三代目竹本綱太夫の門弟。師の没後は四代目竹本綱太夫門弟[4]。紋は師三代目竹本綱太夫の抱き柏に隅立て四つ目[2]。
屋号を鯉や(鯉屋)といい、鯉屋重吉とも呼ばれる[10]。「日本第一骨芸物語」「おどけ浄瑠璃」と呼ばれたチャリ語りの名人。西京五条坂の生まれで、三代目竹本綱太夫に入門し、初代竹本寿太夫を名乗る。『増補浄瑠璃大系図』では「文政12年(1829年)正月 堀江市の側芝居『伊賀越道中双六』に出勤」とあるが、『義太夫年表 近世篇』によれば、文政2年(1819年)名古屋 清寿院の番付に「竹本寿太夫」の名があり、文政7年(1824年)『見世見物雑志』に「五月十七日より、若宮境内にて浄瑠璃興行。(略)竹本寿太夫」と記され、文政10年(1827年)名古屋 若宮御社内 『伊賀越道中双六』の番付に「意記衛屋敷の段 口」を語る竹本寿太夫の名前があることから[5]、遅くとも文政年間初期には出座していたことがわかる。名古屋 若宮御社内 『伊賀越道中双六』の興行は太夫 竹本綱太夫と師三代目竹本綱太夫が紋下に座り、二代目竹本津太夫も同座している。
天保14年(1843年)8月四条北側芝居 太夫竹本綱太夫『義士伝読切講釈』「寺岡忠義の段」にて寿太夫改二代目竹本津賀太夫を襲名する。翌9月道頓堀若太夫芝居 太夫竹本綱太夫にて、『恋娘昔八丈』「城木屋の段 切」を語り、大坂での襲名披露をする。同興行では、紋下であり師の四代目竹本綱太夫は二代目竹本綱太夫著の『花上野誉石碑』「志渡寺の段」を語っている[6]。
嘉永年間に嵯峨御所より勅許受領し、日本第一 骨芸話 竹本山城掾 藤原兼房と改名し[4]、嘉永6年(1853年)9月四条北側大芝居『けい事 竜宮 骨稽話 玉手箱誉寿』「竜宮の段 切」にて津賀太夫改 竹本山城掾 藤原兼房の受領披露を行う。

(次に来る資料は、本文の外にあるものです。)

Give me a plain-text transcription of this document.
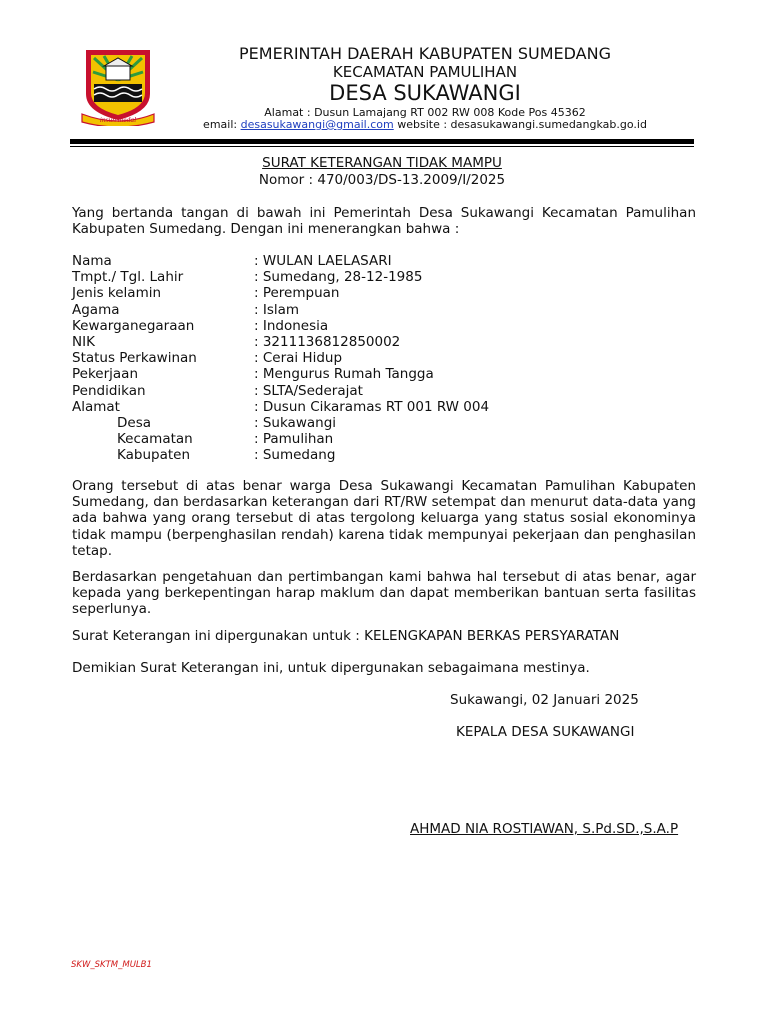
insun medal
PEMERINTAH DAERAH KABUPATEN SUMEDANG
KECAMATAN PAMULIHAN
DESA SUKAWANGI
Alamat : Dusun Lamajang RT 002 RW 008 Kode Pos 45362
email: desasukawangi@gmail.com website : desasukawangi.sumedangkab.go.id
SURAT KETERANGAN TIDAK MAMPU
Nomor : 470/003/DS-13.2009/I/2025
Yang bertanda tangan di bawah ini Pemerintah Desa Sukawangi Kecamatan Pamulihan Kabupaten Sumedang. Dengan ini menerangkan bahwa :
Nama	: WULAN LAELASARI
Tmpt./ Tgl. Lahir	: Sumedang, 28-12-1985
Jenis kelamin	: Perempuan
Agama	: Islam
Kewarganegaraan	: Indonesia
NIK	: 3211136812850002
Status Perkawinan	: Cerai Hidup
Pekerjaan	: Mengurus Rumah Tangga
Pendidikan	: SLTA/Sederajat
Alamat	: Dusun Cikaramas RT 001 RW 004
Desa	: Sukawangi
Kecamatan	: Pamulihan
Kabupaten	: Sumedang
Orang tersebut di atas benar warga Desa Sukawangi Kecamatan Pamulihan Kabupaten Sumedang, dan berdasarkan keterangan dari RT/RW setempat dan menurut data-data yang ada bahwa yang orang tersebut di atas tergolong keluarga yang status sosial ekonominya tidak mampu (berpenghasilan rendah) karena tidak mempunyai pekerjaan dan penghasilan tetap.
Berdasarkan pengetahuan dan pertimbangan kami bahwa hal tersebut di atas benar, agar kepada yang berkepentingan harap maklum dan dapat memberikan bantuan serta fasilitas seperlunya.
Surat Keterangan ini dipergunakan untuk : KELENGKAPAN BERKAS PERSYARATAN
Demikian Surat Keterangan ini, untuk dipergunakan sebagaimana mestinya.
Sukawangi, 02 Januari 2025
KEPALA DESA SUKAWANGI
AHMAD NIA ROSTIAWAN, S.Pd.SD.,S.A.P
SKW_SKTM_MULB1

翌嘉永7年(1854年)正月寺町寅薬師地内『妹背山婦女庭訓』にて太夫竹本山城掾 藤原兼房と紋下に就任。同年10月因幡薬師境内 あやつり仕立て 竹田からくりの興行にて「滑稽物語 竹本山城掾」として紋下に座っている。同興行にて門弟の二代目竹本寿太夫が『絵本太功記』「尼ヶ崎の段 切」を語り三代目竹本津賀太夫を、同じく門弟の竹本房太夫が『箱根霊験躄仇討』「餞別の段 奥」を語り三代目竹本寿太夫を、それぞれ襲名している。2人の襲名披露は翌安政2年(1855年)4月京四条北側大芝居『伊賀越道中双六』「円覚寺の段」にても行われている。口を房太夫事三代目竹本寿太夫、切を寿太夫事三代目竹本津賀太夫がそれぞれ語っている。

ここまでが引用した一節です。